Calculating on GPU
PSMN offers L4 (Cascade-GPU) and RTX2080Ti (E5-GPU), see Computing resources for more detailed information about specifications.
Basic Commands
nvidia-smi
will show information about the NVIDIA GPU.
$ nvidia-smi
+---------------------------------------------------------------------------------------+
| NVIDIA-SMI 535.183.01 Driver Version: 535.183.01 CUDA Version: 12.2 |
|-----------------------------------------+----------------------+----------------------+
| GPU Name Persistence-M | Bus-Id Disp.A | Volatile Uncorr. ECC |
| Fan Temp Perf Pwr:Usage/Cap | Memory-Usage | GPU-Util Compute M. |
| | | MIG M. |
|=========================================+======================+======================|
| 0 NVIDIA GeForce RTX 2080 Ti On | 00000000:82:00.0 Off | N/A |
| 28% 25C P8 1W / 250W | 1MiB / 11264MiB | 0% Default |
| | | N/A |
+-----------------------------------------+----------------------+----------------------+
nvtop
, similar to the top
command, will give you real-time information about processes running on the GPU.
$ nvtop
Device 0 [NVIDIA GeForce RTX 2080 Ti] PCIe GEN 1@16x RX: 0.000 KiB/s TX: 0.000 KiB/s
GPU 300MHz MEM 405MHz TEMP 24°C FAN 28% POW 1 / 250 W
GPU[ 0%] MEM[| 0.248Gi/11.000Gi]
┌────────────────────────────────────────────────────────────────────────────────────────────────┐
100│ GPU 0│
75%│ MEM│
│ │
50%│ │
│ │
25%│ │
0%│────────────────────────────────────────────────────────────────────────────────────────────────│
└────────────────────────────────────────────────────────────────────────────────────────────────┘
PID USER GPU TYPE GPU MEM CPU HOST MEM Command
Getting to know your GPU with CUDA
CUDA is a proprietary application programming interface (API) from NVIDIA that can help you optimize your use of GPU devices by:
Specifiying thread parallelism
Optimizing memory access patterns
Managing occupancy
Tip
To run NVIDIA CUDA you need to be connected to a node with a CUDA-capable GPU and load a gcc compiler and toolchain.

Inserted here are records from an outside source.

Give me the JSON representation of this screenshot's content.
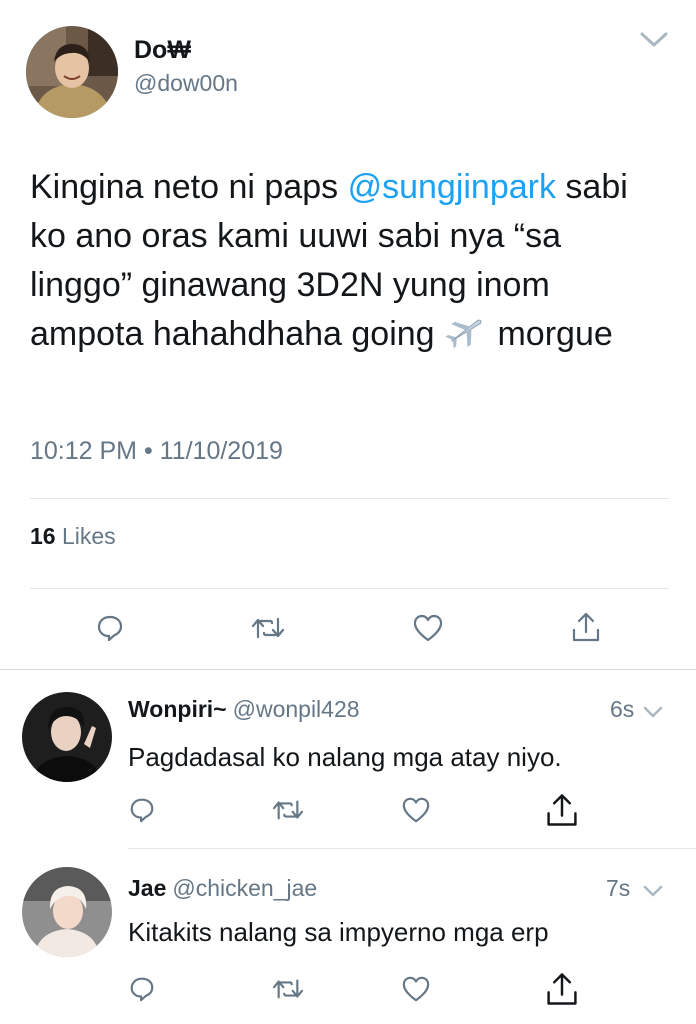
{
  "tweet": {
    "author_name": "Do₩",
    "author_handle": "@dow00n",
    "text_before": "Kingina neto ni paps ",
    "mention": "@sungjinpark",
    "text_after": " sabi ko ano oras kami uuwi sabi nya “sa linggo” ginawang 3D2N yung inom ampota hahahdhaha going ",
    "text_end": " morgue",
    "emoji_name": "airplane-icon",
    "timestamp": "10:12 PM • 11/10/2019",
    "likes_count": "16",
    "likes_label": " Likes"
  },
  "replies": [
    {
      "name": "Wonpiri~",
      "handle": "@wonpil428",
      "time": "6s",
      "text": "Pagdadasal ko nalang mga atay niyo."
    },
    {
      "name": "Jae",
      "handle": "@chicken_jae",
      "time": "7s",
      "text": "Kitakits nalang sa impyerno mga erp"
    }
  ],
  "icons": {
    "reply": "reply-icon",
    "retweet": "retweet-icon",
    "like": "heart-icon",
    "share": "share-icon",
    "more": "chevron-down-icon"
  },
  "colors": {
    "text": "#14171a",
    "secondary": "#657786",
    "link": "#1da1f2",
    "divider": "#e1e8ed"
  }
}
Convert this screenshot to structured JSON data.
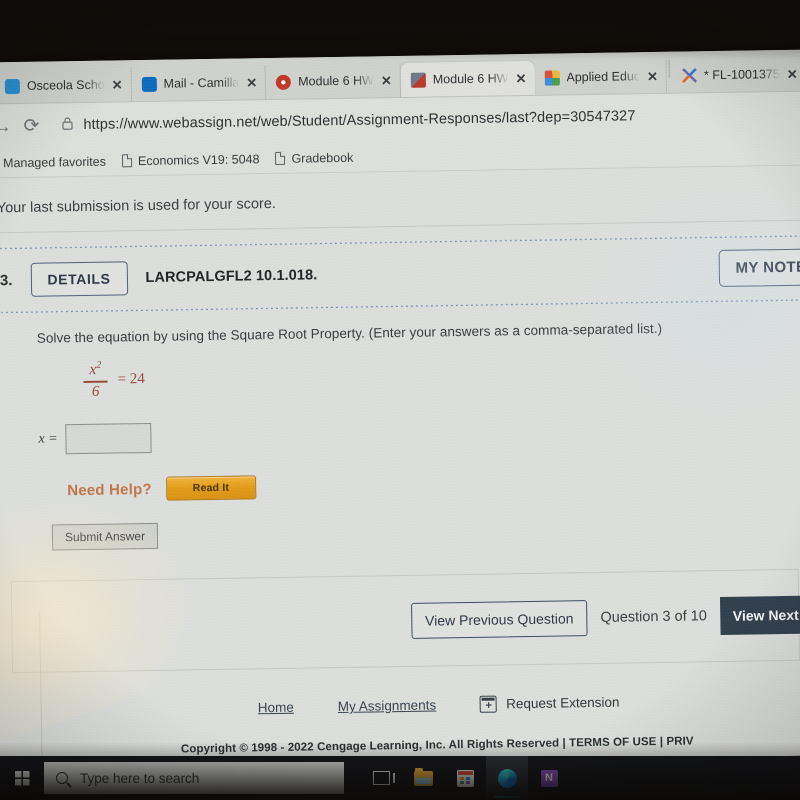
{
  "browser": {
    "tabs": [
      {
        "title": "Osceola Scho",
        "favicon_color": "#2a8fd0",
        "favicon": "school-icon",
        "active": false
      },
      {
        "title": "Mail - Camilla",
        "favicon_color": "#0f6cbd",
        "favicon": "outlook-icon",
        "active": false
      },
      {
        "title": "Module 6 HW",
        "favicon_color": "#c0392b",
        "favicon": "canvas-icon",
        "active": false
      },
      {
        "title": "Module 6 HW",
        "favicon_color": "#b93a2e",
        "favicon": "webassign-icon",
        "active": true
      },
      {
        "title": "Applied Educ",
        "favicon_color": "#e8b93a",
        "favicon": "applied-education-icon",
        "active": false
      },
      {
        "title": "* FL-1001375",
        "favicon_color": "#e06a2b",
        "favicon": "x-logo-icon",
        "active": false
      }
    ],
    "close_glyph": "✕",
    "url": "https://www.webassign.net/web/Student/Assignment-Responses/last?dep=30547327",
    "bookmarks": [
      {
        "label": "Managed favorites",
        "icon": "folder-icon"
      },
      {
        "label": "Economics V19: 5048",
        "icon": "page-icon"
      },
      {
        "label": "Gradebook",
        "icon": "page-icon"
      }
    ],
    "forward_glyph": "→",
    "reload_glyph": "⟳",
    "lock_glyph": "🔒"
  },
  "page": {
    "notice": "Your last submission is used for your score.",
    "question": {
      "number": "3.",
      "details_label": "DETAILS",
      "code": "LARCPALGFL2 10.1.018.",
      "my_notes_label": "MY NOTES",
      "prompt": "Solve the equation by using the Square Root Property. (Enter your answers as a comma-separated list.)",
      "equation": {
        "numerator": "x",
        "numerator_exponent": "2",
        "denominator": "6",
        "rest": "= 24"
      },
      "answer_label": "x =",
      "answer_value": "",
      "answer_placeholder": "",
      "need_help_label": "Need Help?",
      "read_it_label": "Read It",
      "submit_label": "Submit Answer"
    },
    "navigation": {
      "previous_label": "View Previous Question",
      "counter": "Question 3 of 10",
      "next_label": "View Next Question"
    },
    "footer_links": [
      {
        "label": "Home"
      },
      {
        "label": "My Assignments"
      },
      {
        "label": "Request Extension",
        "icon": "calendar-plus-icon"
      }
    ],
    "copyright": "Copyright © 1998 - 2022 Cengage Learning, Inc. All Rights Reserved  |  TERMS OF USE  |  PRIV"
  },
  "taskbar": {
    "start_label": "start-button",
    "search_placeholder": "Type here to search",
    "icons": [
      {
        "name": "task-view-icon",
        "active": false
      },
      {
        "name": "file-explorer-icon",
        "active": false
      },
      {
        "name": "microsoft-store-icon",
        "active": false
      },
      {
        "name": "microsoft-edge-icon",
        "active": true
      },
      {
        "name": "onenote-icon",
        "active": false
      }
    ]
  },
  "colors": {
    "accent_dark": "#33414f",
    "need_help": "#c0764a",
    "read_it": "#e09a18",
    "equation": "#9b4a3d",
    "page_bg": "#dcdedb"
  }
}
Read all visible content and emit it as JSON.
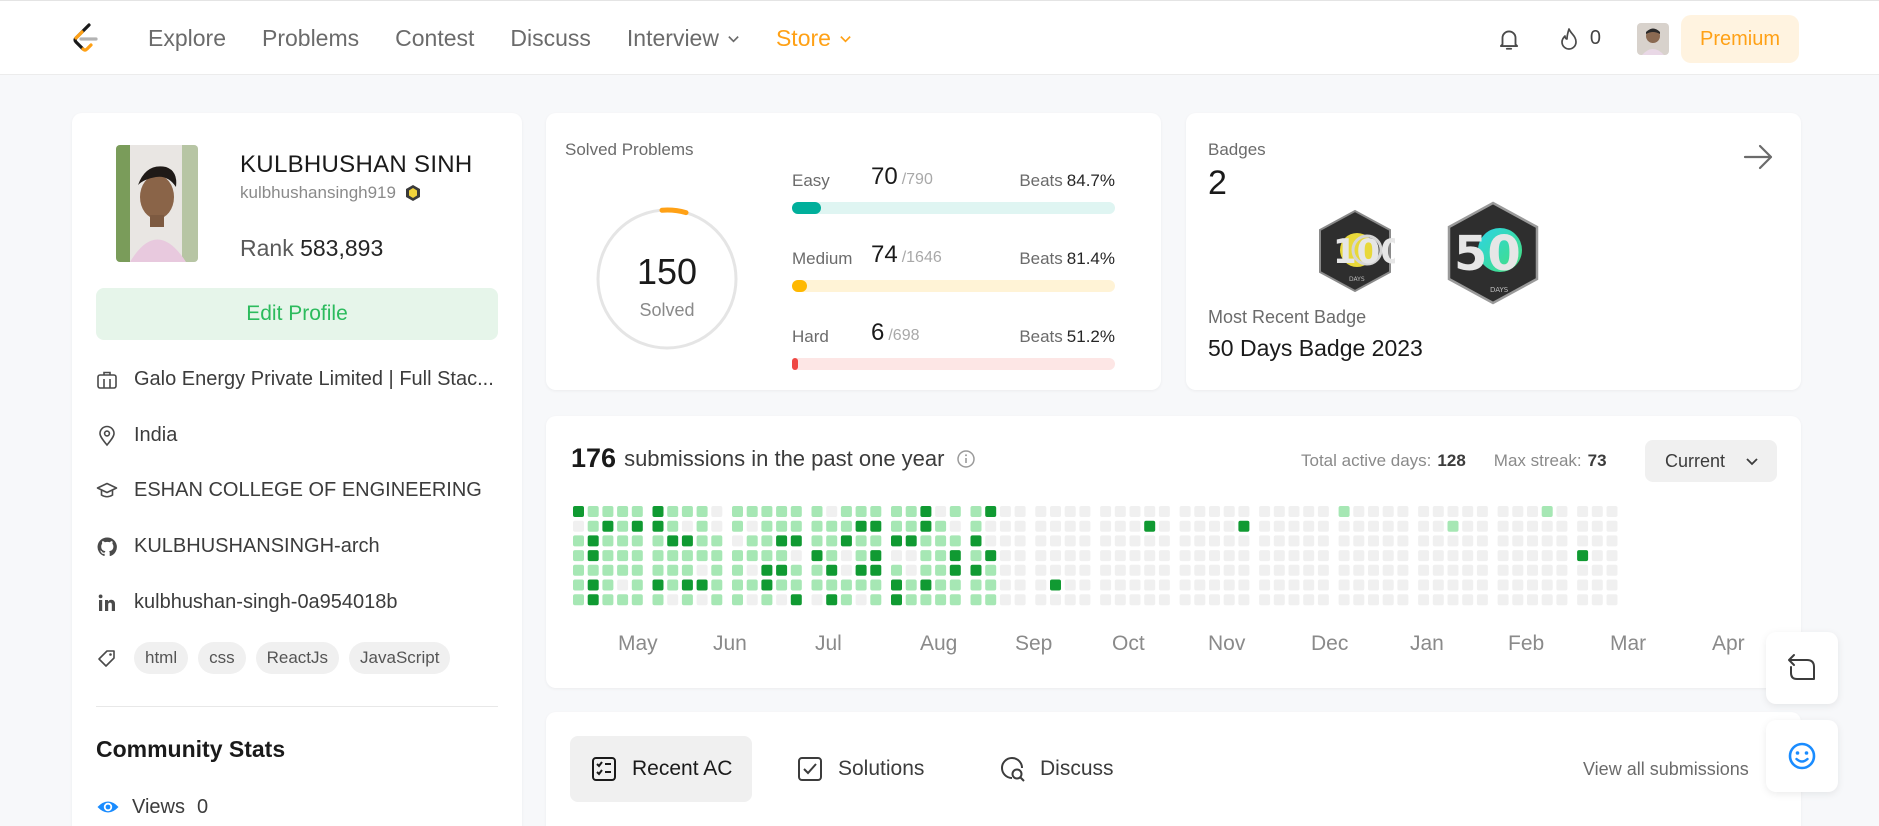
{
  "nav": {
    "links": [
      "Explore",
      "Problems",
      "Contest",
      "Discuss",
      "Interview",
      "Store"
    ],
    "streak_count": "0",
    "premium_label": "Premium",
    "accent": "#ffa116"
  },
  "profile": {
    "name": "KULBHUSHAN SINH",
    "username": "kulbhushansingh919",
    "rank_label": "Rank",
    "rank_value": "583,893",
    "edit_label": "Edit Profile",
    "company": "Galo Energy Private Limited | Full Stac...",
    "location": "India",
    "school": "ESHAN COLLEGE OF ENGINEERING",
    "github": "KULBHUSHANSINGH-arch",
    "linkedin": "kulbhushan-singh-0a954018b",
    "skills": [
      "html",
      "css",
      "ReactJs",
      "JavaScript"
    ],
    "community_title": "Community Stats",
    "views_label": "Views",
    "views_value": "0"
  },
  "solved": {
    "title": "Solved Problems",
    "total": "150",
    "total_label": "Solved",
    "difficulties": [
      {
        "label": "Easy",
        "count": "70",
        "total": "/790",
        "beats_label": "Beats",
        "beats": "84.7%",
        "fraction": 0.0886,
        "color": "#00af9b",
        "track": "#dff5f2"
      },
      {
        "label": "Medium",
        "count": "74",
        "total": "/1646",
        "beats_label": "Beats",
        "beats": "81.4%",
        "fraction": 0.045,
        "color": "#ffb800",
        "track": "#fff3d6"
      },
      {
        "label": "Hard",
        "count": "6",
        "total": "/698",
        "beats_label": "Beats",
        "beats": "51.2%",
        "fraction": 0.0086,
        "color": "#ef4743",
        "track": "#fde6e5"
      }
    ]
  },
  "badges": {
    "title": "Badges",
    "count": "2",
    "items": [
      {
        "name": "100 Days Badge",
        "number": "100",
        "sub": "DAYS"
      },
      {
        "name": "50 Days Badge 2023",
        "number": "50",
        "sub": "DAYS"
      }
    ],
    "recent_label": "Most Recent Badge",
    "recent_name": "50 Days Badge 2023"
  },
  "calendar": {
    "count": "176",
    "heading": "submissions in the past one year",
    "active_days_label": "Total active days:",
    "active_days": "128",
    "max_streak_label": "Max streak:",
    "max_streak": "73",
    "select_value": "Current",
    "months": [
      "May",
      "Jun",
      "Jul",
      "Aug",
      "Sep",
      "Oct",
      "Nov",
      "Dec",
      "Jan",
      "Feb",
      "Mar",
      "Apr"
    ],
    "colors": {
      "empty": "#f0f0f0",
      "light": "#a6e7b4",
      "dark": "#109a32"
    }
  },
  "tabs": {
    "items": [
      "Recent AC",
      "Solutions",
      "Discuss"
    ],
    "view_all": "View all submissions"
  }
}
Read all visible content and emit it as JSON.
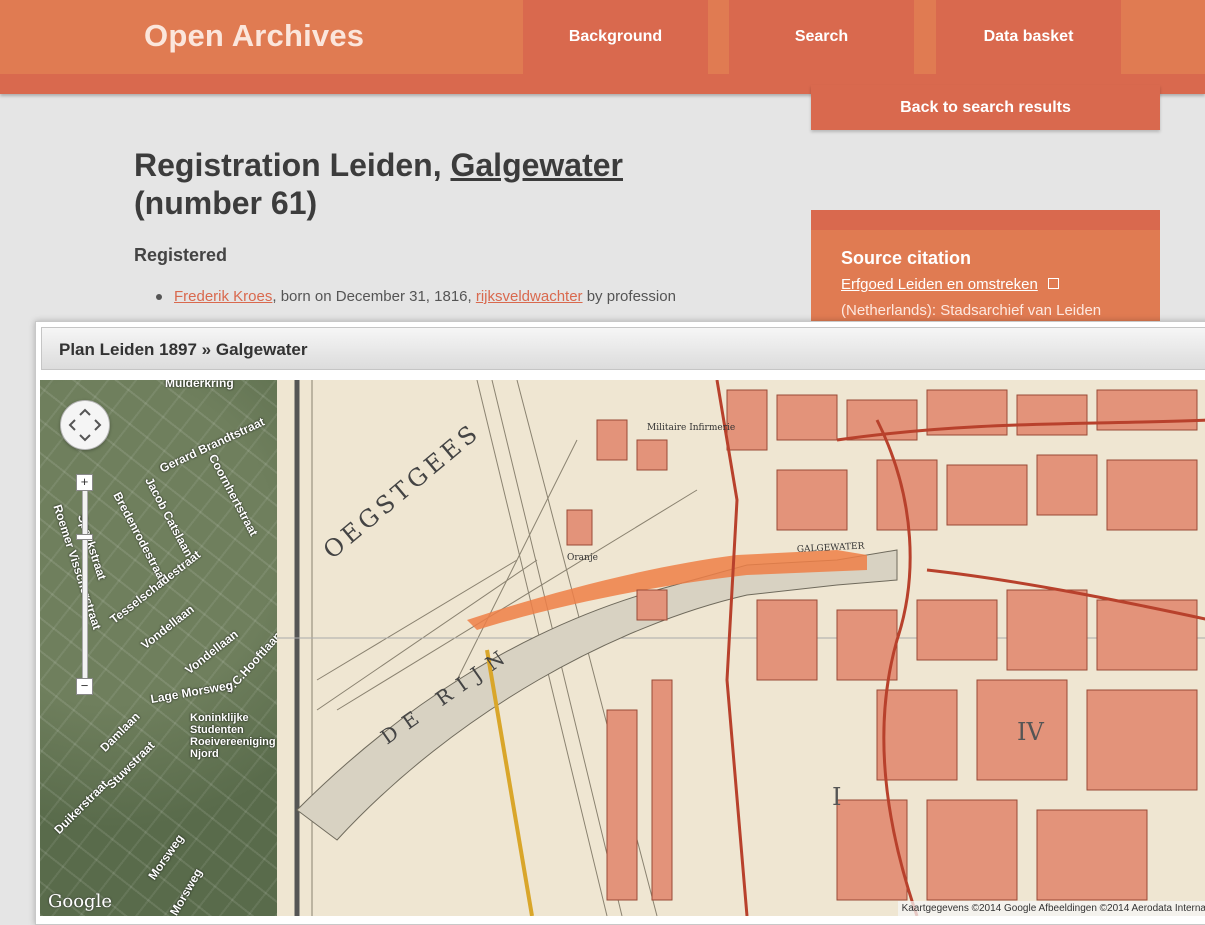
{
  "header": {
    "brand": "Open Archives",
    "nav": [
      "Background",
      "Search",
      "Data basket"
    ],
    "back_label": "Back to search results"
  },
  "record": {
    "title_prefix": "Registration Leiden, ",
    "title_link": "Galgewater",
    "title_suffix": "(number 61)",
    "section": "Registered",
    "person_name": "Frederik Kroes",
    "person_mid": ", born on December 31, 1816, ",
    "profession": "rijksveldwachter",
    "person_end": " by profession"
  },
  "source": {
    "heading": "Source citation",
    "link": "Erfgoed Leiden en omstreken",
    "org": "(Netherlands): Stadsarchief van Leiden"
  },
  "map_dialog": {
    "title": "Plan Leiden 1897 » Galgewater",
    "logo": "Google",
    "attribution": "Kaartgegevens ©2014 Google Afbeeldingen ©2014 Aerodata Interna",
    "aerial_labels": [
      "Mulderkring",
      "Gerard Brandtstraat",
      "Coornhertstraat",
      "Jacob Catslaan",
      "Bredenrodestraat",
      "Speykstraat",
      "Tesselschadestraat",
      "Vondellaan",
      "Vondellaan",
      "P.C.Hooftlaan",
      "Lage Morsweg",
      "Damlaan",
      "Koninklijke Studenten Roeivereeniging Njord",
      "Stuwstraat",
      "Duikerstraat",
      "Morsweg",
      "Roemer Visscherstraat",
      "Morsweg"
    ],
    "oldmap_labels": [
      "OEGSTGEES",
      "DE RIJN",
      "GALGEWATER",
      "Militaire Infirmerie",
      "Oranje",
      "IV",
      "I"
    ]
  },
  "colors": {
    "accent": "#d9694e",
    "accent_light": "#e07b52",
    "background": "#e5e5e5"
  }
}
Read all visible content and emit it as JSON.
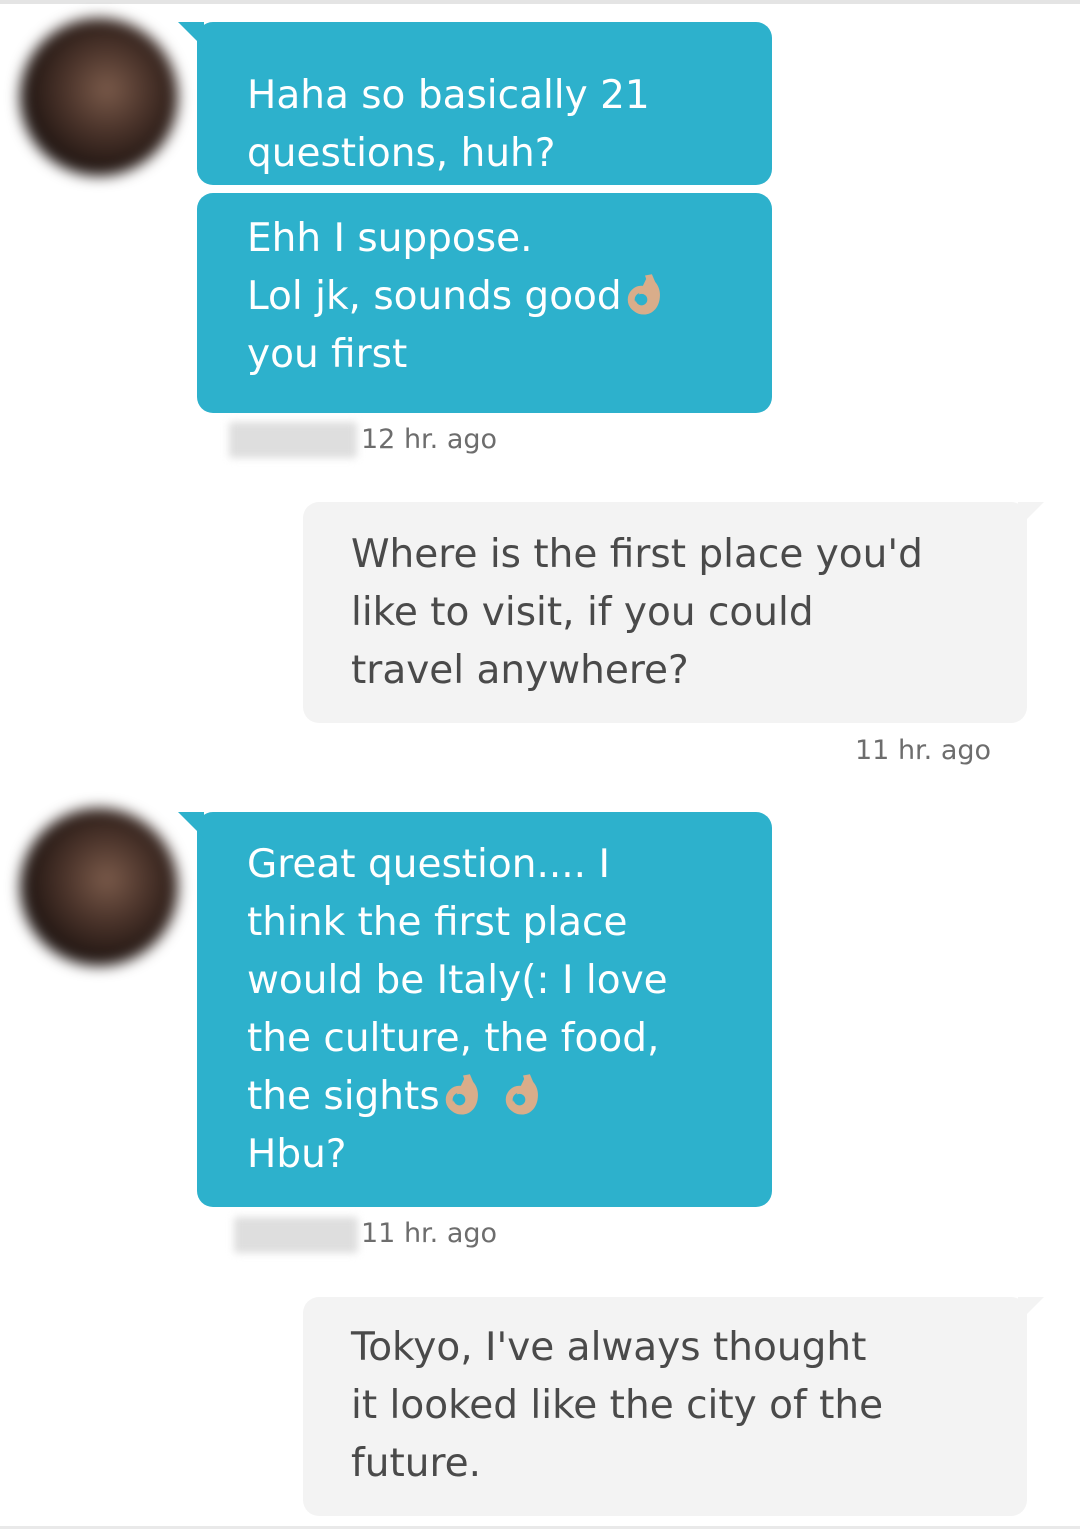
{
  "messages": [
    {
      "sender": "them",
      "bubbles": [
        {
          "lines": [
            "Haha so basically 21",
            "questions, huh?"
          ]
        },
        {
          "lines": [
            "Ehh I suppose.",
            "Lol jk, sounds good",
            "you first"
          ]
        }
      ],
      "timestamp": "12 hr. ago"
    },
    {
      "sender": "me",
      "lines": [
        "Where is the first place you'd",
        "like to visit, if you could",
        "travel anywhere?"
      ],
      "timestamp": "11 hr. ago"
    },
    {
      "sender": "them",
      "lines": [
        "Great question.... I",
        "think the first place",
        "would be Italy(: I love",
        "the culture, the food,",
        "the sights",
        "Hbu?"
      ],
      "timestamp": "11 hr. ago"
    },
    {
      "sender": "me",
      "lines": [
        "Tokyo, I've always thought",
        "it looked like the city of the",
        "future."
      ]
    }
  ],
  "emoji": {
    "name": "ok-hand-emoji",
    "skin_color": "#d9ad8a",
    "outline_color": "#b98a66"
  },
  "colors": {
    "incoming_bubble": "#2db1cc",
    "outgoing_bubble": "#f3f3f3",
    "timestamp": "#6d6d6d"
  }
}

You can gather fundamental information about the GPU by running the deviceQuery program (see below).
Compiled CUDA Sample Programs
Samples of compiled CUDA programs for RTX2080Ti GPU are available at: /applis/PSMN/debian11/CUDA/RTX2080Ti
Samples of compiled CUDA programs for L4 GPU are available at: /applis/PSMN/debian11/CUDA/L4
All source code for programs can be found at: https://github.com/NVIDIA/cuda-samples/tree/master/Samples
List of CUDA sample programs available:
bandwidthTest
This is a simple test program to measure the memcopy bandwidth of the GPU and memcopy bandwidth across PCI-e. This test application is capable of measuring device to device copy bandwidth, host to device copy bandwidth for pageable and page-locked memory, and device to host copy bandwidth for pageable and page-locked memory.
clock
This example shows how to use the clock function to measure the performance of block of threads of a kernel accurately.
deviceQuery
This sample enumerates the properties of the CUDA devices present in the system.
deviceQueryDrv
This sample enumerates the properties of the CUDA devices present using CUDA Driver API calls.
eigenvalues
The computation of all or a subset of all eigenvalues is an important problem in Linear Algebra, statistics, physics, and many other fields. This sample demonstrates a parallel implementation of a bisection algorithm for the computation of all eigenvalues of a tridiagonal symmetric matrix of arbitrary size with CUDA.
graphMemoryFootprint
This sample demonstrates how graph memory nodes re-use virtual addresses and physical memory.
matrixMul
This sample implements matrix multiplication and is exactly the same as Chapter 6 of the programming guide. It has been written for clarity of exposition to illustrate various CUDA programming principles, not with the goal of providing the most performant generic kernel for matrix multiplication. To illustrate GPU performance for matrix multiply, this sample also shows how to use the new CUDA 4.0 interface for CUBLAS to demonstrate high-performance performance for matrix multiplication.
MonteCarloMultiGPU
This sample evaluates fair call price for a given set of European options using the Monte Carlo approach, taking advantage of all CUDA-capable GPUs installed in the system. This sample uses double precision hardware if a GTX 200 class GPU is present. The sample also takes advantage of CUDA 4.0 capability to supporting using a single CPU thread to control multiple GPUs.
simpleOccupancy
This sample demonstrates the basic usage of the CUDA occupancy calculator and occupancy-based launch configurator APIs by launching a kernel with the launch configurator, and measures the utilization difference against a manually configured launch.
topologyQuery
A simple example on how to query the topology of a system with multiple GPU
vectorAdd
This CUDA Runtime API sample is a very basic sample that implements element by element vector addition. It is the same as the sample illustrating Chapter 3 of the programming guide with some additions like error checking.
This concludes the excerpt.